The tour itself was rather hilarious in hindsight. First off, the tour guide is a volunteer and not actual paid medical staff per say. Yet, all of the expectant mothers were quizzing her about very medical topics that she couldn't answer. OK...OK, I didn't ask her anything remotely medical. I spent the majority of the tour trying to think up a brilliant question that would make the other expectant families on the tour step back in awe as to the awesomeness of my question. But I ended up asking about the hospital's policy on food for women in labor because my only concern is hamburgers apparently. Most of the husbands, meanwhile, were interrogating the tour guide about how many electronic gadgets they could have plugged in at one time, whether there was wi-fi, if she could go over the photo and video policy again, if they could bring in their Wii, etc. The whole experience was very Mars/Venus if you know what I mean.

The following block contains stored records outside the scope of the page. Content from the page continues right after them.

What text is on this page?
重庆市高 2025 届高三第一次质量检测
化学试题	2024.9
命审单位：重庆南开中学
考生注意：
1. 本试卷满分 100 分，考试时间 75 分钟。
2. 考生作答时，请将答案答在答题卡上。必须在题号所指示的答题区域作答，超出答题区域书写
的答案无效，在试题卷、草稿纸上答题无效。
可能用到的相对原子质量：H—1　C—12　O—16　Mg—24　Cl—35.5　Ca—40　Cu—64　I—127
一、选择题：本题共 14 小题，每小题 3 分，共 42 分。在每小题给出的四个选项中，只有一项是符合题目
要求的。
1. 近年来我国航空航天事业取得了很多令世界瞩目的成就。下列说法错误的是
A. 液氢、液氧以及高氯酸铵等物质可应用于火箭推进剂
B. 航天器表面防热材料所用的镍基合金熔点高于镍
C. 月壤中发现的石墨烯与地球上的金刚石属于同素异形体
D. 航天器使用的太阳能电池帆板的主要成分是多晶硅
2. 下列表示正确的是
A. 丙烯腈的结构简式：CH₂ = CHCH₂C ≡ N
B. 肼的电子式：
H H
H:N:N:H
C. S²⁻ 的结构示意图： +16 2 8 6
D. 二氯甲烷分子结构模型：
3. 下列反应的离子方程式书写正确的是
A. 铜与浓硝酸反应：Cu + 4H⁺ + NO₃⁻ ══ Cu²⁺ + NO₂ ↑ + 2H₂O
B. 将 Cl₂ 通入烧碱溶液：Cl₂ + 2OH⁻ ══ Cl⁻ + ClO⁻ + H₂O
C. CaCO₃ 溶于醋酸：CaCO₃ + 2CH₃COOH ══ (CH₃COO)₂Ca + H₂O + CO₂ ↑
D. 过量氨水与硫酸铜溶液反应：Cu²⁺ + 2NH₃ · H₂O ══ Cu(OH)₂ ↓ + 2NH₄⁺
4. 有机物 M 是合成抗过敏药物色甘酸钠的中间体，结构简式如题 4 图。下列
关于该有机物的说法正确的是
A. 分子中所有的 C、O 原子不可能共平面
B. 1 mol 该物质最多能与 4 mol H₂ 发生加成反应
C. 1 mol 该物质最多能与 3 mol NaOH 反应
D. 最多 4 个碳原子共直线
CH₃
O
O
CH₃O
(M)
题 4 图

Of course, I'm sharing very specific examples for comic effect. There were a couple of expectant fathers at both the pediatrician and the hospital tour with questions that were so informed and relevant, I couldn't control my emotion and wept at their feet. I'm hoping those fathers were actually doctors and just showing off to make the rest of us feel inadequate (good job guys!) Granted, I've been trying to read through as much material as I can, but I've gotten a bit sidetracked with sewing projects and preparing for the baby in other ways. But I have a feeling I'll be that lady in labor attempting to speed read "What to Expect When You're Expecting" up until North's head crowns. And Dave will be the guy that misses the birth of his baby because his wife has asked him to fetch her another burger from the cafeteria.
2 comments:
Eat beforeyou get to the hospital! I was afriad to eat much before I left home in case they needed to give me an epidural right away- but then I got to the hospital and they wouldn't let me eat anything but ice chips. Ice chips! That;s not food! 12 hours later Noah was born and I was starving!!! I think I asked for a menu when Noah was about 15 minutes old and ordered everything that sounded good to me- chicken nuggets, pizza, cookies, etc!
LOL at the figure four leg lock. My brother put me in those whenever he got the opportunity growing up, so I can attest to their effectiveness!